Tour : Voeckler s’impose en solitaire, Evans définitivement lâché

Rédaction en ligne

mercredi 18 juillet 2012, 18:15

Thomas Voeckler a remporté en solitaire sa seconde victoire d’étape sur ce Tour. Wiggins, Nibali et Froome n’ont pas craqué au contraire d’Evans et Van den Broeck.

Tour : Voeckler s’impose en solitaire, Evans définitivement lâché

Le Français Thomas Voeckler (Europcar) a remporté la 16e étape du Tour de France, mercredi à Luchon (sud), après une longue échappée dans les grands cols pyrénéens. Voeckler a enlevé son deuxième succès d’étape depuis le départ, le cinquième d’un coureur français.

Dernier rescapé d’une échappée de 38 coureurs partie après 20 km, le Français est passé en tête au sommet de l’Aubisque (hors catégorie), du Tourmalet (hors catégorie), de l’Aspin (1e catégorie) et de Peyresourde (1e catégorie) et s’est ainsi emparé du maillot à pois de meilleur grimpeur que détenait Fredrik Kessiakoff. « J’ai pris ascension par ascension. Ca, c’est bien mis dès le début. J’avais quatre courses aujourd’hui pour moi. Le maillot à pois n’était pas une obsession, mais c’est mentir de dire que je n’y pense pas. C’est même devenu l’objectif. »

Evans craque

Au lendemain de la journée de repos, l’Australien Cadel Evans a subi une sévère défaillance dans une étape marquée par une forte chaleur. Le vainqueur du Tour 2011 a lâché prise une première fois dans Aspin avant d’être définitivement distancé dans Peyresourde par ses adversaires directs.

Le Britannique Bradley Wiggins (Sky) a conservé le maillot jaune de leader à l’issue de la 16e étape du Tour. Wiggins a franchi la ligne plus de sept minutes après le vainqueur de l’étape.
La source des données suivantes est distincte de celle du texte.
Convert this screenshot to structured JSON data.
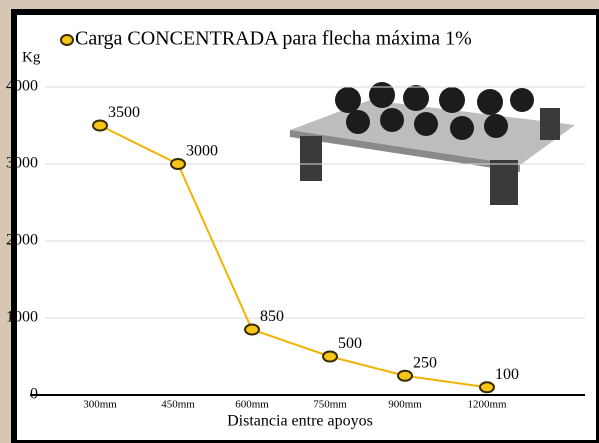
{
  "chart_data": {
    "type": "line",
    "title": "Carga CONCENTRADA para flecha máxima 1%",
    "y_label": "Kg",
    "x_label": "Distancia entre apoyos",
    "categories": [
      "300mm",
      "450mm",
      "600mm",
      "750mm",
      "900mm",
      "1200mm"
    ],
    "series": [
      {
        "name": "Carga CONCENTRADA para flecha máxima 1%",
        "color": "#f0b400",
        "values": [
          3500,
          3000,
          850,
          500,
          250,
          100
        ]
      }
    ],
    "ylim": [
      0,
      4000
    ],
    "yticks": [
      0,
      1000,
      2000,
      3000,
      4000
    ],
    "grid": true
  }
}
Il est suivi, au classement général, par Froome, son équipier, et Nibali, qui a fini dans le même temps.

Le Belge Jurgen Van den Broeck a limité les dégats et gagne une place au classement général : il devient 4e. « Reprendre presque 4 minutes à Cadel Evans est une brillante opération. Mais à côté de ça, Nibali a été un peu plus fort que moi », a déclaré Jurgen Van den Broeck après avoir franchi la ligne d’arrivée à Bagnères-de-Luchon. « J’avais indiqué à mes équipiers que mon coup de pédale dans Peyresourde n’était plus aussi souple. Le danger était que Nibali attaque, et il l’a fait. J’ai dû lâcher prise. Si j’avais tenté de suivre, j’aurais explosé. » Il rajoute, « la journée a été très difficile, d’autant plus avec la chaleur. C’est comme si un sèche-cheveux m’avait soufflé dans le visage tout au long de la journée. L’arrivée demain est située au sommet du col de Peyragudes. J’espère être dans une très bonne journée car c’est une arrivée qui me convient probablement mieux. »
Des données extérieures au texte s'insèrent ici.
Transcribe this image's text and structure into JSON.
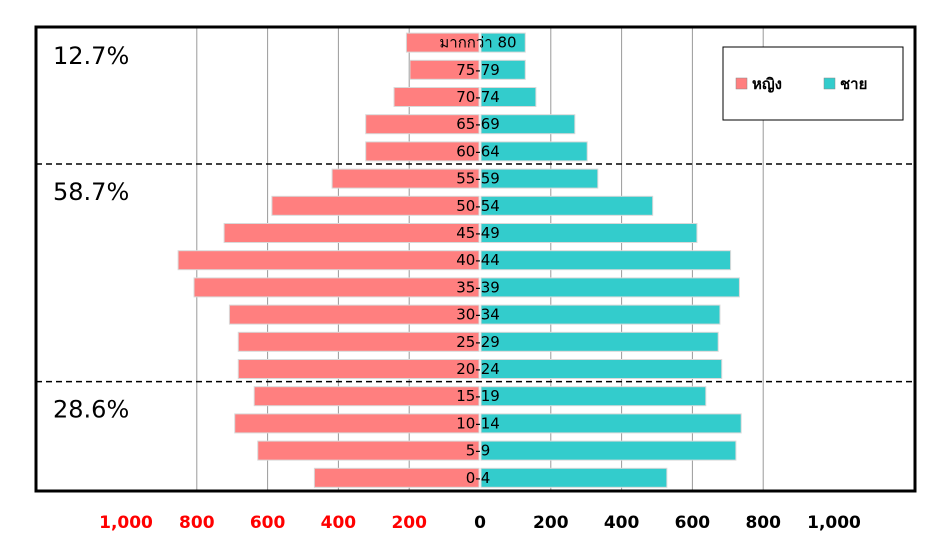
{
  "chart_data": {
    "type": "bar",
    "orientation": "horizontal",
    "title": "",
    "categories": [
      "0-4",
      "5-9",
      "10-14",
      "15-19",
      "20-24",
      "25-29",
      "30-34",
      "35-39",
      "40-44",
      "45-49",
      "50-54",
      "55-59",
      "60-64",
      "65-69",
      "70-74",
      "75-79",
      "มากกว่า 80"
    ],
    "series": [
      {
        "name": "หญิง",
        "color": "#ff7f7f",
        "side": "left",
        "values": [
          465,
          625,
          690,
          635,
          680,
          680,
          705,
          805,
          850,
          720,
          585,
          415,
          320,
          320,
          240,
          195,
          205
        ]
      },
      {
        "name": "ชาย",
        "color": "#33cccc",
        "side": "right",
        "values": [
          525,
          720,
          735,
          635,
          680,
          670,
          675,
          730,
          705,
          610,
          485,
          330,
          300,
          265,
          155,
          125,
          125
        ]
      }
    ],
    "xlim": [
      -1000,
      1000
    ],
    "x_ticks": [
      {
        "label": "1,000",
        "value": -1000,
        "color": "#ff0000"
      },
      {
        "label": "800",
        "value": -800,
        "color": "#ff0000"
      },
      {
        "label": "600",
        "value": -600,
        "color": "#ff0000"
      },
      {
        "label": "400",
        "value": -400,
        "color": "#ff0000"
      },
      {
        "label": "200",
        "value": -200,
        "color": "#ff0000"
      },
      {
        "label": "0",
        "value": 0,
        "color": "#000000"
      },
      {
        "label": "200",
        "value": 200,
        "color": "#000000"
      },
      {
        "label": "400",
        "value": 400,
        "color": "#000000"
      },
      {
        "label": "600",
        "value": 600,
        "color": "#000000"
      },
      {
        "label": "800",
        "value": 800,
        "color": "#000000"
      },
      {
        "label": "1,000",
        "value": 1000,
        "color": "#000000"
      }
    ],
    "gridlines": true,
    "legend_position": "top-right",
    "group_annotations": [
      {
        "label": "12.7%",
        "from_category": "60-64",
        "to_category": "มากกว่า 80"
      },
      {
        "label": "58.7%",
        "from_category": "20-24",
        "to_category": "55-59"
      },
      {
        "label": "28.6%",
        "from_category": "0-4",
        "to_category": "15-19"
      }
    ]
  }
}
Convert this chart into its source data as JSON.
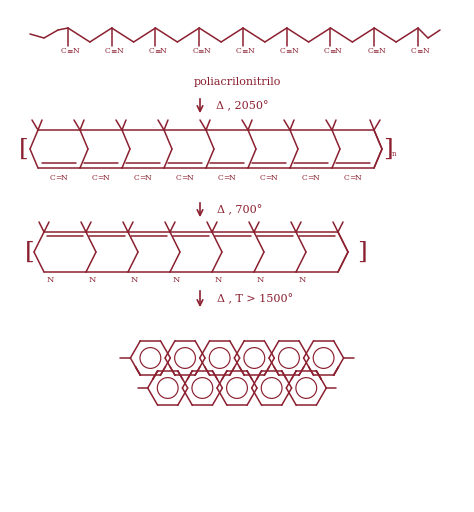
{
  "bg_color": "#ffffff",
  "line_color": "#8B2030",
  "text_color": "#8B2030",
  "label1": "poliacrilonitrilo",
  "arrow1_label": "Δ , 2050°",
  "arrow2_label": "Δ , 700°",
  "arrow3_label": "Δ , T > 1500°",
  "figsize": [
    4.74,
    5.12
  ],
  "dpi": 100
}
Le Tour de France n’est pas destiné aux attaques

Nibali a bien tenté d’attaquer le maillot jaune, mais Wiggins a répondu présent, avec l’aide de son équipier Chris Froome. Le second au classement général semble définitivement le plus fort sur ce Tour de France. On a quand même pu voir le visage de Wiggins qu’il n’était pas au mieux. Mais au final, le maillot jaune n’a pas encore lâché une seule seconde sur ses adversaires dans la montagne. Et comme il est le plus fort au contre-la-montre, il devrait s’imposer et gagner le Tour dimanche. À moins que son équipier Chris Froome ne change d’avis demain.

Schelck conteste formellement le dopage

L’aîné des frères Schleck a déclaré ne pas pouvoir expliquer la présence d’un diurétique. Cette substance pourrait condamner le coureur d’une réprimande à deux ans de suspension. Frank Schleck, qui a fait l’objet d’un contrôle antidopage positif à un diurétique (13e étape), n’a pas pris le départ ce matin.